CIRC in MEDIA - April 2010

Petroleum price fixation
The Economic Times, April 30, 2010

Mukesh Kacker

Much has already been written about how competition and regulation of competition, or more correctly, regulation of anti-competitive behaviour,leads to increased allocative efficiencies and consumer welfare. Less, however, seems to have been written on whether the structures of regulation put in place secure these desirable ends. This is particularly true in case of India where independent regulation is of relatively recent origin and is still evolving. It is, therefore, of immense importance that the structures of regulation put in place in different sectors be put under both intellectual as well as public scrutiny to see whether they are truly independent and empowered to regulate anti-competitive behaviour. It will be worthwhile to take a close look at the state of regulation in the petroleum and natural gas (PNG) sector, which has been consistently in the news of late.
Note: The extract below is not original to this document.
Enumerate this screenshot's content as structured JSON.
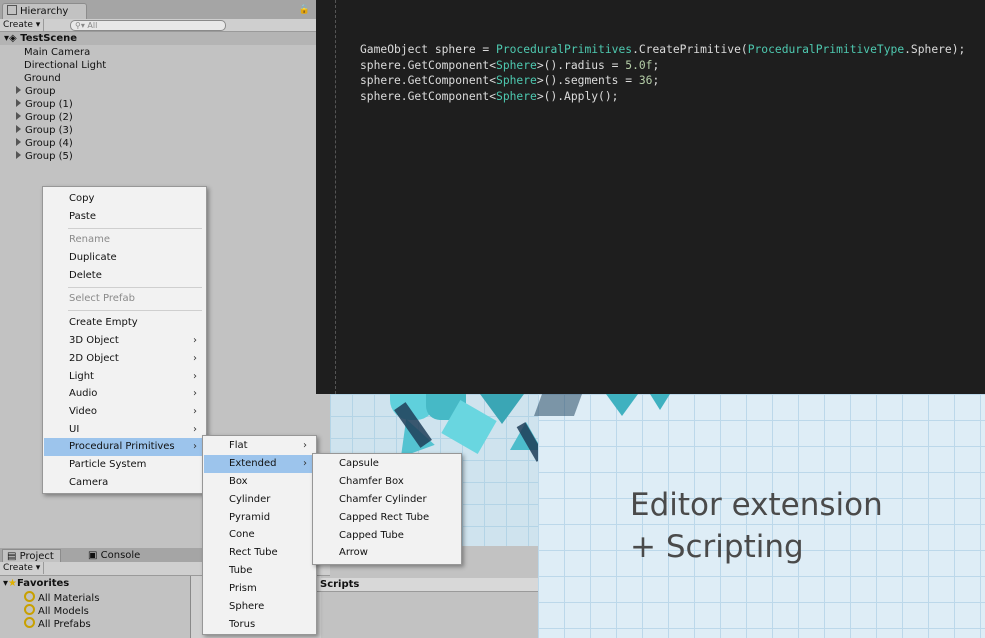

The PNG sector consists of four sub-sectors: exploration and production of PNG, oil refining and marketing, natural gas transportation and marketing, and crude oil and petroleum products pipelines. Of these four, the first, referred to as upstream, is supposed to be regulated by the directorate general of hydrocarbons (DGH) while the remaining three downstream sectors fall under the domain of the Petroleum and Natural Gas Regulatory Board of India (PNGRB).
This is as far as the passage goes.